Department of Biology, University of Minnesota, Duluth.
J Gerontol A Biol Sci Med Sci. 2011 Jul;66(7):765-70. doi: 10.1093/gerona/glr056. Epub 2011 Apr 15.
Males and females age at different rates in a variety of species, but the mechanisms underlying the difference is not understood. In this study, we investigated sex-specific costs of a naturally occurring mildly deleterious deletion (DTrp85, DVal86) in cytochrome c oxidase subunit 7A (cox7A) in Drosophila simulans. We observed that females and males homozygous for the mutation had 30% and 26% reduced Cox activity, respectively, compared with wild type. Furthermore, 4-day-old females had 34%-42% greater physical activity than males. Greater physical activity in mutant females was correlated with a 19% lower 50% survival compared with wild-type females. Mutant and wild-type males had equal survival. These data suggest that females paid a higher cost of the mutation than did males. The data demonstrate linking population genetics and structural modeling to experimental manipulations that lead to functional predictions of mitochondrial bioenergetics and organism aging.
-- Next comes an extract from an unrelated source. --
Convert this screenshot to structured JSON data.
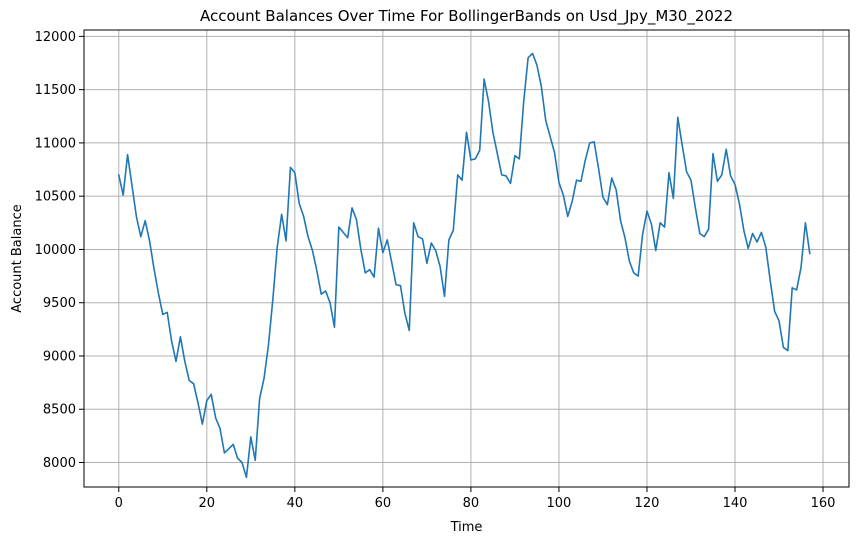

在许多物种中,男性和女性的衰老速度不同,但导致这种差异的机制尚不清楚。在这项研究中,我们调查了自然发生的轻微有害缺失(DTrp85,DVal86)在果蝇 simulans 细胞色素 c 氧化酶亚基 7A(cox7A)中对雌雄个体的特异性影响。我们观察到,与野生型相比,突变纯合的雌性和雄性的 Cox 活性分别降低了 30%和 26%。此外,4 日龄的雌性比雄性表现出 34%-42%更高的体力活动。与野生型雌性相比,突变型雌性的体力活动更高,其 50%的存活率降低了 19%。突变型和野生型雄性的存活率相等。这些数据表明,与雄性相比,雌性为该突变付出了更高的代价。这些数据将群体遗传学和结构建模与实验操作联系起来,从而对线粒体生物能量学和机体衰老的功能预测进行了验证。